The new President, inaugurated a week ago, laid bare the failings of Ukraine in a bleak assessment of the challenges he faces in reforming his country of 47 million people into a modern, democratic, free-market European state.
"It's a summary of what we dislike about Ukraine and what we want to change in the legacy I have taken over from my predecessor," Yushchenko said at the World Economic Forum in the Swiss ski resort of Davos.
"Ukraine must end criminal behaviour by local and central government officials whose extortions have driven more than half of the economy underground and who offer protection and favours to powerful businessmen in exchange for bribes," he said. "There is no rule of law in Ukraine."
Yushchenko pledged to create an honest, incorruptible bureaucracy and slash obstructive regulation that hinders business and gives corrupt, poorly paid officials an incentive to demand bribes.
Justice depended on the wishes of the state, he said. "Sometimes a telephone call from the presidential Administration to a court can matter much more than a handful of laws," said the 50-year-old former central banker, brought to power by popular revolts that overturned a fraudulent election.

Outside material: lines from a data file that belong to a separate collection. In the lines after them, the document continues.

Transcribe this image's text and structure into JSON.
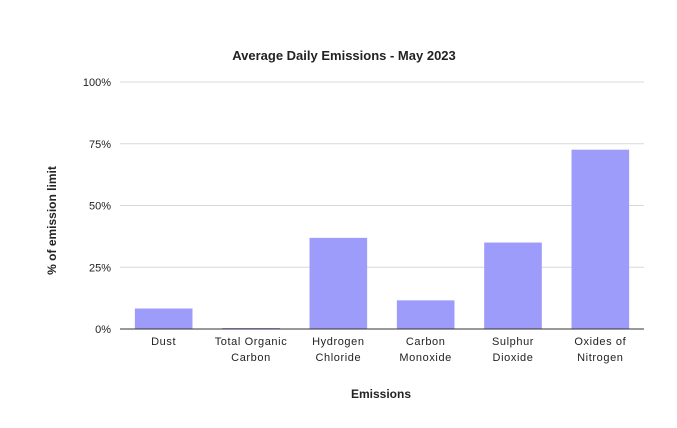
{
  "chart_data": {
    "type": "bar",
    "title": "Average Daily Emissions - May 2023",
    "xlabel": "Emissions",
    "ylabel": "% of emission limit",
    "ylim": [
      0,
      100
    ],
    "yticks": [
      0,
      25,
      50,
      75,
      100
    ],
    "ytick_labels": [
      "0%",
      "25%",
      "50%",
      "75%",
      "100%"
    ],
    "categories": [
      [
        "Dust"
      ],
      [
        "Total Organic",
        "Carbon"
      ],
      [
        "Hydrogen",
        "Chloride"
      ],
      [
        "Carbon",
        "Monoxide"
      ],
      [
        "Sulphur",
        "Dioxide"
      ],
      [
        "Oxides of",
        "Nitrogen"
      ]
    ],
    "values": [
      8.3,
      0.4,
      36.9,
      11.6,
      35.0,
      72.6
    ],
    "grid": true,
    "legend": "none",
    "colors": {
      "bar": "#9e9cfb",
      "grid": "#d9d9d9",
      "axis": "#333333",
      "text": "#222222"
    }
  }
}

Yushchenko said there would be no repeat of the disappearance and killing of anti-government reporters, in a cutting reference to the most prominent human rights abuses committed under the rule of his predecessor, Leonid Kuchma.

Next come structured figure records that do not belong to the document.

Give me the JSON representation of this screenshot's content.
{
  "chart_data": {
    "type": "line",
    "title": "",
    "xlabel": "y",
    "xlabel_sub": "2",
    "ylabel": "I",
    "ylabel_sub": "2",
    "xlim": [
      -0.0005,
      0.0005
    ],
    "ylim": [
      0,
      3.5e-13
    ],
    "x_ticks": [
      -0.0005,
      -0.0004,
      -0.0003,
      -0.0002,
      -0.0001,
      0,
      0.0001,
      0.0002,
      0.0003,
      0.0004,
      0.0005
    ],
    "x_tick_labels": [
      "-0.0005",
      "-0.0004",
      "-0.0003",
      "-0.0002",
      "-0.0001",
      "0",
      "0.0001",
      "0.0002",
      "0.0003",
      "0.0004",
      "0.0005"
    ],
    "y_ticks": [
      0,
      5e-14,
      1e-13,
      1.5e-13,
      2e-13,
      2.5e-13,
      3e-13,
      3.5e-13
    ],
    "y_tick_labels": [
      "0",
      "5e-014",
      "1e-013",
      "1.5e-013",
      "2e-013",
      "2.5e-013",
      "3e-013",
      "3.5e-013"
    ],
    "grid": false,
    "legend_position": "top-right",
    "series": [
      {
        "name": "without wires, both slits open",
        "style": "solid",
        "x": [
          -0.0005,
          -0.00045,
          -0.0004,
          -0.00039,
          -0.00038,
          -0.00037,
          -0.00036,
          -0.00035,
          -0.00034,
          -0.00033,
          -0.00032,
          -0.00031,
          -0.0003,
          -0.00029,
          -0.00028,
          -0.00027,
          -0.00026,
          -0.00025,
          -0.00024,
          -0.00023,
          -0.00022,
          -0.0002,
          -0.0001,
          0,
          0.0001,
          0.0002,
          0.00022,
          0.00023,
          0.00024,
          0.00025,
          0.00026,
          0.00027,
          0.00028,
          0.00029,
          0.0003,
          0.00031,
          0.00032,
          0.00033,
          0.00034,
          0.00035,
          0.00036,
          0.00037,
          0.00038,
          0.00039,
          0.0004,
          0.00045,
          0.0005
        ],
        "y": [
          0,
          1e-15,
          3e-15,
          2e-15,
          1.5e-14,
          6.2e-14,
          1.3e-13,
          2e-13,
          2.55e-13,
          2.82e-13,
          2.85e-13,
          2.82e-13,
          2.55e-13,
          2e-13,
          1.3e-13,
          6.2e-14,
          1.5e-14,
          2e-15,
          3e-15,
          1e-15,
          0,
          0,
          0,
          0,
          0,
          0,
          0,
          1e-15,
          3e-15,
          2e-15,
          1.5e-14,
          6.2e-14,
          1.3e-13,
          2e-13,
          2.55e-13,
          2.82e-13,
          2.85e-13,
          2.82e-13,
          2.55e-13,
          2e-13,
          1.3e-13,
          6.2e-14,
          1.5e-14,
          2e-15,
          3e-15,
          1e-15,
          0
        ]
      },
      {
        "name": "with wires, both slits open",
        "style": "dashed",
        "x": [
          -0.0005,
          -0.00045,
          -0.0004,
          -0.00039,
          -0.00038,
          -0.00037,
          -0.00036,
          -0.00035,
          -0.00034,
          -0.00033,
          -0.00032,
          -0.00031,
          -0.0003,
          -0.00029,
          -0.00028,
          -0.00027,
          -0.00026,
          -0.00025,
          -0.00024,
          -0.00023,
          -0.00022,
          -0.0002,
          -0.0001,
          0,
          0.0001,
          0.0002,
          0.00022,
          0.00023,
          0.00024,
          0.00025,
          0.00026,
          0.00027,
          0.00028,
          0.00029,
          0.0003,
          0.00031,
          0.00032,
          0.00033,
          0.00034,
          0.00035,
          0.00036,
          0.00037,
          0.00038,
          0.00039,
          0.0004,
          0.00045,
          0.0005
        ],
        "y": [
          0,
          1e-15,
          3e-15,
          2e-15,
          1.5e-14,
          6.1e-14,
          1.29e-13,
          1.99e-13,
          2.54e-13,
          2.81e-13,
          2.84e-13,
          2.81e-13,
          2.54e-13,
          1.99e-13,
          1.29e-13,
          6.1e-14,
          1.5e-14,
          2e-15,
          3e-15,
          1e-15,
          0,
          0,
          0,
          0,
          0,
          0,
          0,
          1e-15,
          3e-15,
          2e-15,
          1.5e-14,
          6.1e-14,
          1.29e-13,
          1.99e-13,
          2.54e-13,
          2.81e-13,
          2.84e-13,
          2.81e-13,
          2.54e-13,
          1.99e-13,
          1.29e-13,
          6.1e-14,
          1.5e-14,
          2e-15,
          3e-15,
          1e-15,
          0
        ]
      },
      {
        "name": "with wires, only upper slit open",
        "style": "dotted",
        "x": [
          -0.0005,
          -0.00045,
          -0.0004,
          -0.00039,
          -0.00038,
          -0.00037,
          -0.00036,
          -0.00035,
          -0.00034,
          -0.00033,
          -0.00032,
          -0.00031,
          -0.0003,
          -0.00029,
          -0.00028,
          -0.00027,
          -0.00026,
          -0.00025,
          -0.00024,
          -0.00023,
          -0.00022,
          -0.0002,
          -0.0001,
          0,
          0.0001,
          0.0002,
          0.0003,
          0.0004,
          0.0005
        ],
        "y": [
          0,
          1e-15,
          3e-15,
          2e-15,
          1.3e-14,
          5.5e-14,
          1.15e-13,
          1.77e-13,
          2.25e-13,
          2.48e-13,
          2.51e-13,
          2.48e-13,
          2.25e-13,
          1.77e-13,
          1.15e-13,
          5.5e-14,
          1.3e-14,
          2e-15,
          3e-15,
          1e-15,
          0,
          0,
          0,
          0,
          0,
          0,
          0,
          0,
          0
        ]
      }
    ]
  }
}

"We will not tolerate journalists with different opinions being beheaded for this deviation," he said.
The headless corpse of investigative reporter Georgiy Gongadze was found in Ukraine in 2000. Kuchma denied any link to the murder.

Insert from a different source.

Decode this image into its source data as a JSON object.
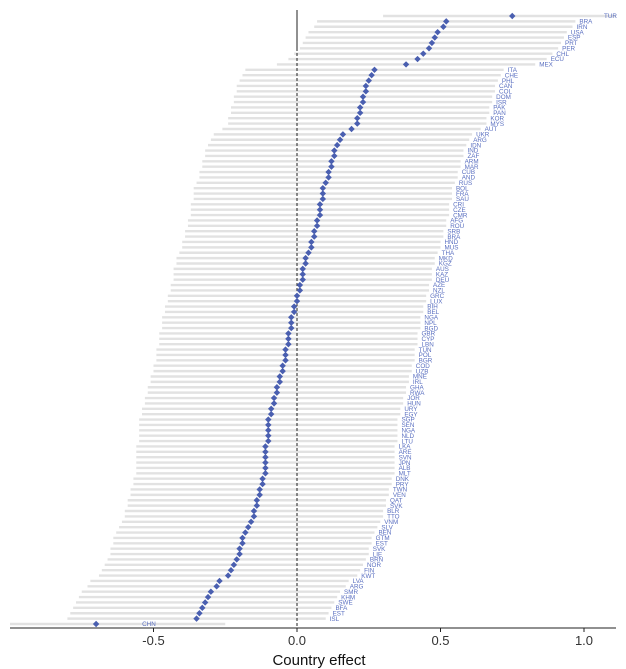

Yushchenko is finishing a week of high-level diplomacy that took him to Moscow to persuade Russia that his pro-Western tilt would not damage ties and then across Europe to press his case that Ukraine deserves eventual membership of the European Union.
At the World Economic Forum, he tried to convince business it would be safe to invest in Ukraine in future.
He said Ukraine would begin a national debate on corruption, a blight that previous Governments had pretended did not exist. Employing fewer officials but paying them better was one road to a more efficient, less corrupt Administration.
A major challenge is to reduce the strength of vested interests, many of them close to Kuchma and his family. Yushchenko said the law would be applied without favour.
He said there was one other thing he disliked - his pockmarked face.
He asked reporters to respect his privacy when questioned on the treatment for dioxin poisoning that left his previously youthful face bloated and disfigured. "I still can't get used to the face of Yushchenko that you can see today."